On September 29, 2018, and October 6, 2018, Mitchell was portrayed by actress Aidy Bryant in the Saturday Night Live opening sketch, and referred to in the "Weekend Update" segment.

=== Acting County Attorney ===
In August 2019, Montgomery promoted Mitchell to Chief Deputy at the county attorney's office. Mitchell got the job after Montgomery's longtime chief deputy Mark Faull left on medical leave and his replacement Michael McVey was accused of having an inappropriate relationship with another county employee. After Montgomery resigned to take a seat on the state supreme court, Mitchell became acting county attorney until the Maricopa County Board of Supervisors selected an interim to fill out the remainder of Montgomery's term. Mitchell, along with Jon Eliason, Allister Adel, Rodney Glassman, John Kaites, Gina Godbehere, Chris DeRose, and Lacy Cooper, applied for the position.

After the board selected Adel for the county attorney role, Ken Vick became chief deputy and Mitchell became the deputy chief for the criminal group.

=== County attorney ===
Adel resigned in March 2022. The following month, the Maricopa County board of supervisors appointed Mitchell as the interim county attorney.

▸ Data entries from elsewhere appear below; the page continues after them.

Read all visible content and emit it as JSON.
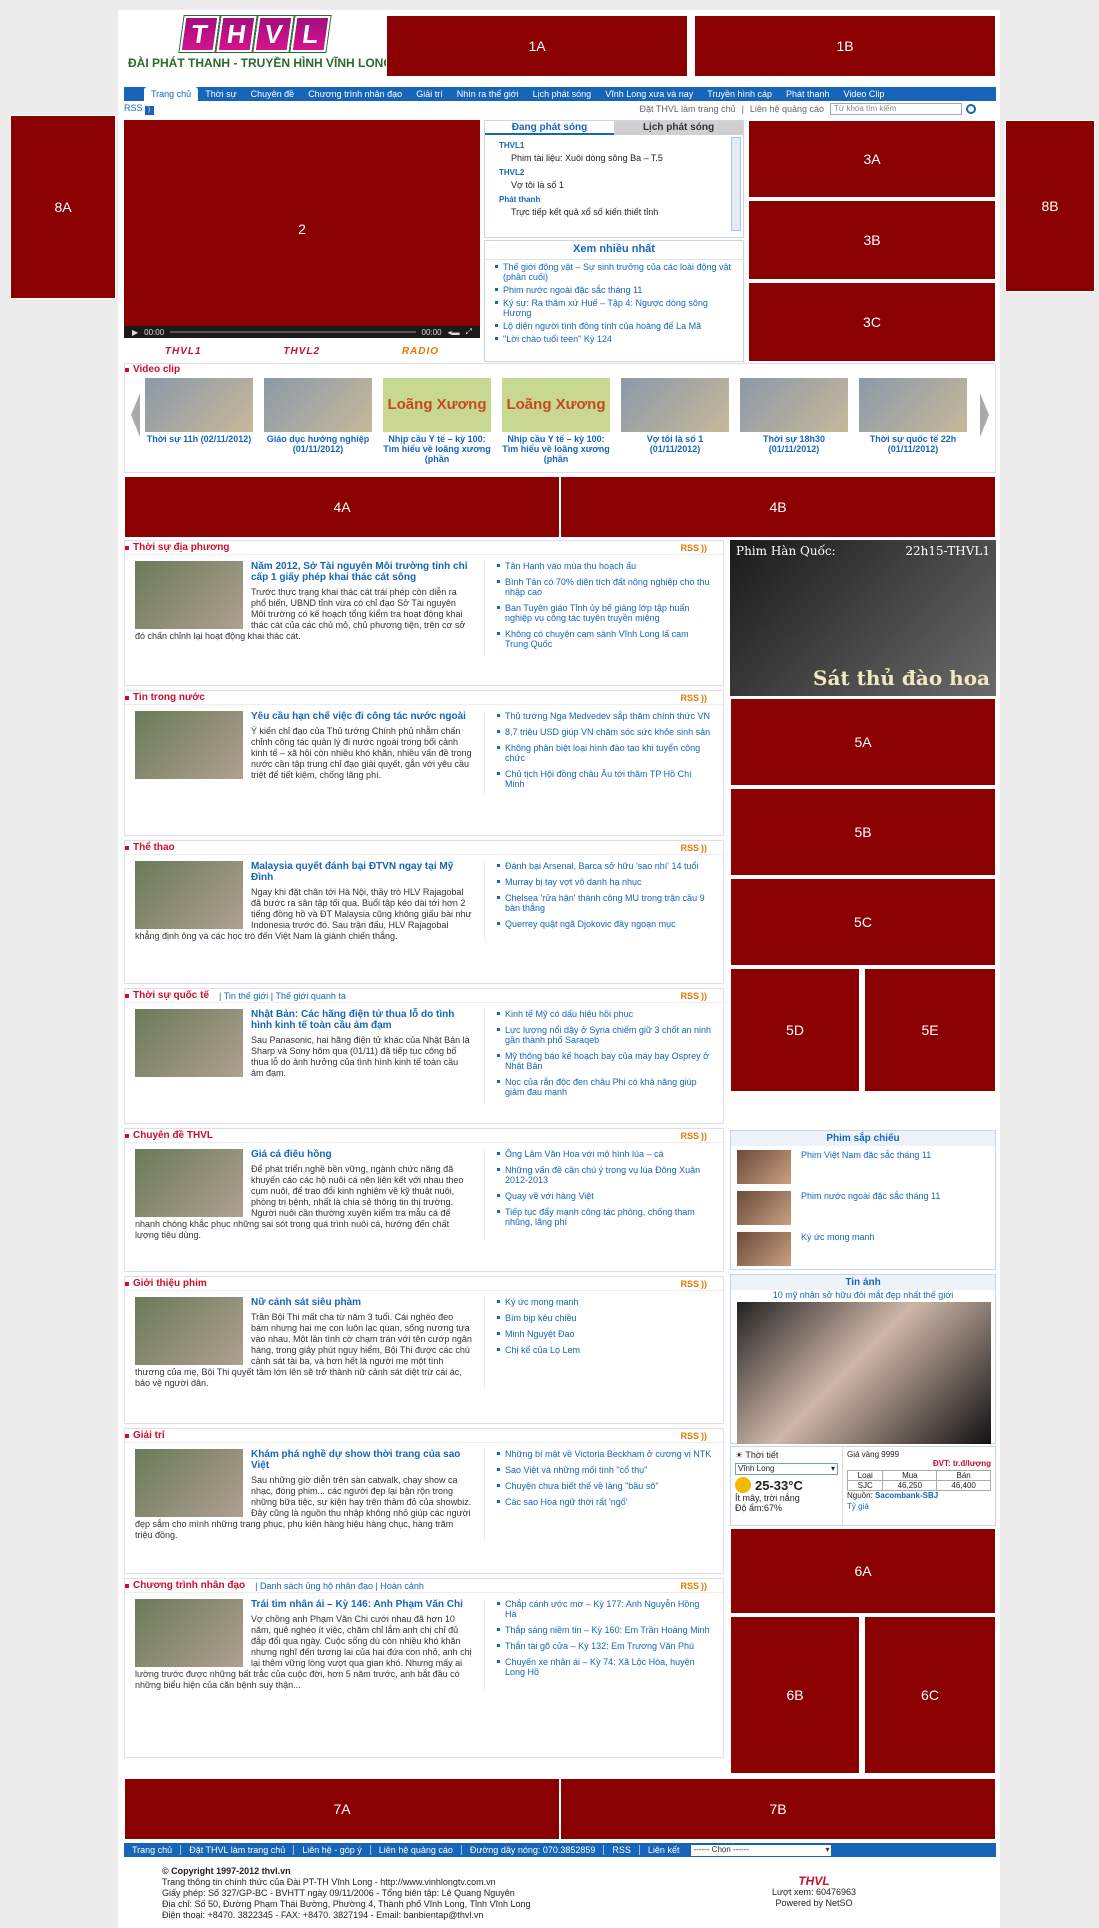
{
  "ads": {
    "a1A": "1A",
    "a1B": "1B",
    "a2": "2",
    "a3A": "3A",
    "a3B": "3B",
    "a3C": "3C",
    "a4A": "4A",
    "a4B": "4B",
    "a5A": "5A",
    "a5B": "5B",
    "a5C": "5C",
    "a5D": "5D",
    "a5E": "5E",
    "a6A": "6A",
    "a6B": "6B",
    "a6C": "6C",
    "a7A": "7A",
    "a7B": "7B",
    "a8A": "8A",
    "a8B": "8B"
  },
  "header": {
    "logo_letters": [
      "T",
      "H",
      "V",
      "L"
    ],
    "station_name": "ĐÀI PHÁT THANH - TRUYỀN HÌNH VĨNH LONG"
  },
  "nav": [
    "Trang chủ",
    "Thời sự",
    "Chuyên đề",
    "Chương trình nhân đạo",
    "Giải trí",
    "Nhìn ra thế giới",
    "Lịch phát sóng",
    "Vĩnh Long xưa và nay",
    "Truyền hình cáp",
    "Phát thanh",
    "Video Clip"
  ],
  "subbar": {
    "rss": "RSS",
    "link1": "Đặt THVL làm trang chủ",
    "link2": "Liên hệ quảng cáo",
    "search_placeholder": "Từ khóa tìm kiếm"
  },
  "player": {
    "time_left": "00:00",
    "time_right": "00:00"
  },
  "channels": [
    "THVL1",
    "THVL2",
    "RADIO"
  ],
  "schedule": {
    "tab_active": "Đang phát sóng",
    "tab_other": "Lịch phát sóng",
    "items": [
      {
        "channel": "THVL1",
        "program": "Phim tài liệu: Xuôi dòng sông Ba – T.5"
      },
      {
        "channel": "THVL2",
        "program": "Vợ tôi là số 1"
      },
      {
        "channel": "Phát thanh",
        "program": "Trực tiếp kết quả xổ số kiến thiết tỉnh"
      }
    ]
  },
  "most_viewed": {
    "title": "Xem nhiều nhất",
    "items": [
      "Thế giới động vật – Sự sinh trưởng của các loài động vật (phần cuối)",
      "Phim nước ngoài đặc sắc tháng 11",
      "Ký sự: Ra thăm xứ Huế – Tập 4: Ngược dòng sông Hương",
      "Lộ diện người tình đồng tính của hoàng đế La Mã",
      "\"Lời chào tuổi teen\" Kỳ 124"
    ]
  },
  "video": {
    "title": "Video clip",
    "items": [
      {
        "caption": "Thời sự 11h (02/11/2012)",
        "thumb": ""
      },
      {
        "caption": "Giáo dục hướng nghiệp (01/11/2012)",
        "thumb": ""
      },
      {
        "caption": "Nhịp cầu Y tế – kỳ 100: Tìm hiểu về loãng xương (phần",
        "thumb": "Loãng Xương"
      },
      {
        "caption": "Nhịp cầu Y tế – kỳ 100: Tìm hiểu về loãng xương (phần",
        "thumb": "Loãng Xương"
      },
      {
        "caption": "Vợ tôi là số 1 (01/11/2012)",
        "thumb": ""
      },
      {
        "caption": "Thời sự 18h30 (01/11/2012)",
        "thumb": ""
      },
      {
        "caption": "Thời sự quốc tế 22h (01/11/2012)",
        "thumb": ""
      }
    ]
  },
  "sections": [
    {
      "title": "Thời sự địa phương",
      "sub": "",
      "headline": "Năm 2012, Sở Tài nguyên Môi trường tỉnh chỉ cấp 1 giấy phép khai thác cát sông",
      "desc": "Trước thực trạng khai thác cát trái phép còn diễn ra phổ biến, UBND tỉnh vừa có chỉ đạo Sở Tài nguyên Môi trường có kế hoạch tổng kiểm tra hoạt động khai thác cát của các chủ mỏ, chủ phương tiện, trên cơ sở đó chấn chỉnh lại hoạt động khai thác cát.",
      "links": [
        "Tân Hạnh vào mùa thu hoạch ấu",
        "Bình Tân có 70% diện tích đất nông nghiệp cho thu nhập cao",
        "Ban Tuyên giáo Tỉnh ủy bế giảng lớp tập huấn nghiệp vụ công tác tuyên truyền miệng",
        "Không có chuyện cam sành Vĩnh Long lấ cam Trung Quốc"
      ]
    },
    {
      "title": "Tin trong nước",
      "sub": "",
      "headline": "Yêu cầu hạn chế việc đi công tác nước ngoài",
      "desc": "Ý kiến chỉ đạo của Thủ tướng Chính phủ nhằm chấn chỉnh công tác quản lý đi nước ngoài trong bối cảnh kinh tế – xã hội còn nhiều khó khăn, nhiều vấn đề trong nước cần tập trung chỉ đạo giải quyết, gắn với yêu cầu triệt để tiết kiệm, chống lãng phí.",
      "links": [
        "Thủ tướng Nga Medvedev sắp thăm chính thức VN",
        "8,7 triệu USD giúp VN chăm sóc sức khỏe sinh sản",
        "Không phân biệt loại hình đào tạo khi tuyển công chức",
        "Chủ tịch Hội đồng châu Âu tới thăm TP Hồ Chí Minh"
      ]
    },
    {
      "title": "Thể thao",
      "sub": "",
      "headline": "Malaysia quyết đánh bại ĐTVN ngay tại Mỹ Đình",
      "desc": "Ngay khi đặt chân tới Hà Nội, thầy trò HLV Rajagobal đã bước ra sân tập tối qua. Buổi tập kéo dài tới hơn 2 tiếng đồng hồ và ĐT Malaysia cũng không giấu bài như Indonesia trước đó. Sau trận đấu, HLV Rajagobal khẳng định ông và các học trò đến Việt Nam là giành chiến thắng.",
      "links": [
        "Đánh bại Arsenal, Barca sở hữu 'sao nhí' 14 tuổi",
        "Murray bị tay vợt vô danh hạ nhục",
        "Chelsea 'rửa hận' thành công MU trong trận cầu 9 bàn thắng",
        "Querrey quật ngã Djokovic đầy ngoạn mục"
      ]
    },
    {
      "title": "Thời sự quốc tế",
      "sub": "| Tin thế giới | Thế giới quanh ta",
      "headline": "Nhật Bản: Các hãng điện tử thua lỗ do tình hình kinh tế toàn cầu ảm đạm",
      "desc": "Sau Panasonic, hai hãng điện tử khác của Nhật Bản là Sharp và Sony hôm qua (01/11) đã tiếp tục công bố thua lỗ do ảnh hưởng của tình hình kinh tế toàn cầu ảm đạm.",
      "links": [
        "Kinh tế Mỹ có dấu hiệu hồi phục",
        "Lực lượng nổi dậy ở Syria chiếm giữ 3 chốt an ninh gần thành phố Saraqeb",
        "Mỹ thông báo kế hoạch bay của máy bay Osprey ở Nhật Bản",
        "Nọc của rắn độc đen châu Phi có khả năng giúp giảm đau mạnh"
      ]
    },
    {
      "title": "Chuyên đề THVL",
      "sub": "",
      "headline": "Giá cá điêu hồng",
      "desc": "Để phát triển nghề bền vững, ngành chức năng đã khuyến cáo các hộ nuôi cá nên liên kết với nhau theo cụm nuôi, để trao đổi kinh nghiệm về kỹ thuật nuôi, phòng trị bệnh, nhất là chia sẻ thông tin thị trường. Người nuôi cần thường xuyên kiểm tra mẫu cá để nhanh chóng khắc phục những sai sót trong quá trình nuôi cá, hướng đến chất lượng tiêu dùng.",
      "links": [
        "Ông Lâm Văn Hoa với mô hình lúa – cá",
        "Những vấn đề cần chú ý trong vụ lúa Đông Xuân 2012-2013",
        "Quay về với hàng Việt",
        "Tiếp tục đẩy mạnh công tác phòng, chống tham nhũng, lãng phí"
      ]
    },
    {
      "title": "Giới thiệu phim",
      "sub": "",
      "headline": "Nữ cảnh sát siêu phàm",
      "desc": "Trần Bội Thi mất cha từ năm 3 tuổi. Cái nghèo đeo bám nhưng hai mẹ con luôn lạc quan, sống nương tựa vào nhau. Một lần tình cờ chạm trán với tên cướp ngân hàng, trong giây phút nguy hiểm, Bội Thi được các chú cảnh sát tài ba, và hơn hết là người mẹ một tình thương của mẹ, Bội Thi quyết tâm lớn lên sẽ trở thành nữ cảnh sát diệt trừ cái ác, bảo vệ người dân.",
      "links": [
        "Ký ức mong manh",
        "Bím bịp kêu chiều",
        "Minh Nguyệt Đao",
        "Chị kế của Lọ Lem"
      ]
    },
    {
      "title": "Giải trí",
      "sub": "",
      "headline": "Khám phá nghề dự show thời trang của sao Việt",
      "desc": "Sau những giờ diễn trên sàn catwalk, chạy show ca nhạc, đóng phim... các người đẹp lại bận rộn trong những bữa tiệc, sự kiện hay trên thảm đỏ của showbiz. Đây cũng là nguồn thu nhập không nhỏ giúp các người đẹp sắm cho mình những trang phục, phụ kiện hàng hiệu hàng chục, hàng trăm triệu đồng.",
      "links": [
        "Những bí mật về Victoria Beckham ở cương vị NTK",
        "Sao Việt và những mối tình \"cổ thụ\"",
        "Chuyện chưa biết thế về làng \"bầu sô\"",
        "Các sao Hoa ngữ thời rất 'ngố'"
      ]
    },
    {
      "title": "Chương trình nhân đạo",
      "sub": "| Danh sách ủng hộ nhân đạo | Hoàn cảnh",
      "headline": "Trái tim nhân ái – Kỳ 146: Anh Phạm Văn Chi",
      "desc": "Vợ chồng anh Phạm Văn Chi cưới nhau đã hơn 10 năm, quê nghèo ít việc, chăm chỉ lắm anh chị chỉ đủ đắp đổi qua ngày. Cuộc sống dù còn nhiều khó khăn nhưng nghĩ đến tương lai của hai đứa con nhỏ, anh chị lại thêm vững lòng vượt qua gian khó. Nhưng mấy ai lường trước được những bất trắc của cuộc đời, hơn 5 năm trước, anh bắt đầu có những biểu hiện của căn bệnh suy thận...",
      "links": [
        "Chắp cánh ước mơ – Kỳ 177: Anh Nguyễn Hồng Hà",
        "Thắp sáng niềm tin – Kỳ 160: Em Trần Hoàng Minh",
        "Thắn tài gõ cửa – Kỳ 132: Em Trương Văn Phú",
        "Chuyến xe nhân ái – Kỳ 74: Xã Lộc Hòa, huyện Long Hồ"
      ]
    }
  ],
  "side_banner": {
    "left": "Phim Hàn Quốc:",
    "right": "22h15-THVL1",
    "title": "Sát thủ đào hoa"
  },
  "upcoming": {
    "title": "Phim sắp chiếu",
    "items": [
      "Phim Việt Nam đặc sắc tháng 11",
      "Phim nước ngoài đặc sắc tháng 11",
      "Ký ức mong manh"
    ]
  },
  "photo": {
    "title": "Tin ảnh",
    "caption": "10 mỹ nhân sở hữu đôi mắt đẹp nhất thế giới"
  },
  "weather": {
    "label": "Thời tiết",
    "location": "Vĩnh Long",
    "temp": "25-33°C",
    "cond": "Ít mây, trời nắng",
    "humidity": "Độ ẩm:67%"
  },
  "gold": {
    "title": "Giá vàng 9999",
    "unit": "ĐVT: tr.đ/lượng",
    "head": [
      "Loại",
      "Mua",
      "Bán"
    ],
    "row": [
      "SJC",
      "46,250",
      "46,400"
    ],
    "source_label": "Nguồn:",
    "source": "Sacombank-SBJ",
    "rate": "Tỷ giá"
  },
  "footer_nav": [
    "Trang chủ",
    "Đặt THVL làm trang chủ",
    "Liên hệ - góp ý",
    "Liên hệ quảng cáo",
    "Đường dây nóng: 070.3852859",
    "RSS",
    "Liên kết"
  ],
  "footer_select": "------ Chọn ------",
  "footer": {
    "copyright": "© Copyright 1997-2012 thvl.vn",
    "l1": "Trang thông tin chính thức của Đài PT-TH Vĩnh Long - http://www.vinhlongtv.com.vn",
    "l2": "Giấy phép: Số 327/GP-BC - BVHTT ngày 09/11/2006 - Tổng biên tập: Lê Quang Nguyên",
    "l3": "Địa chỉ: Số 50, Đường Phạm Thái Bường, Phường 4, Thành phố Vĩnh Long, Tỉnh Vĩnh Long",
    "l4": "Điện thoại: +8470. 3822345 - FAX: +8470. 3827194 - Email: banbientap@thvl.vn",
    "logo": "THVL",
    "visits": "Lượt xem: 60476963",
    "powered": "Powered by NetSO"
  }
}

Mitchell was the Republican nominee in the 2022 special election defeating Anni Foster and Gina Godbehere for the nomination. 2020 nominee Julie Gunnigle was unopposed for the Democratic nomination. Mitchell defeated Gunnigle in the general election with 52.8% of the vote.

==Recognition==
Mitchell was named the prosecutor of the year by her office in 2006. Later in her career, she was recognized as the “Outstanding Arizona Sexual Assault Prosecutor of the Year” by Arizona governor Janet Napolitano and state attorney general Terry Goddard.

==Paul Rutherford case==

In Nov. 2022, a bar complaint was filed against Rachel Mitchell for her part in the Paul Rutherford case. Defense attorneys acting for Ms. Nubia Rodriguez allege that Ms Mitchell had contributed to prosecutorial misconduct committed by Maricopa County prosecutors in an attempt to get their client convicted of negligent homicide in the death of Phoenix police officer Paul Rutherford. Prosecutors are alleged to have knowingly included false witness statements and withheld critical video evidence from the defense.

==Brett Kavanaugh hearing==
During the Brett Kavanaugh 2018 Supreme Court confirmation hearing, senate republicans hired Rachel Mitchell to question Kavanaugh and Dr.Christine Blasey Ford, who had accused him of a sexual assault incident that allegedly occurred in 1982. Mitchell was specifically selected for her highly regarded skills as a veteran prosecutor, her specialization in sex crimes and to avoid an all male board questioning Dr.Ford. Ultimately Mitchell concluded that the evidence provided was insufficient for Kavanaugh to be prosecuted, noting that the allegations were decades old and witnesses were lacking.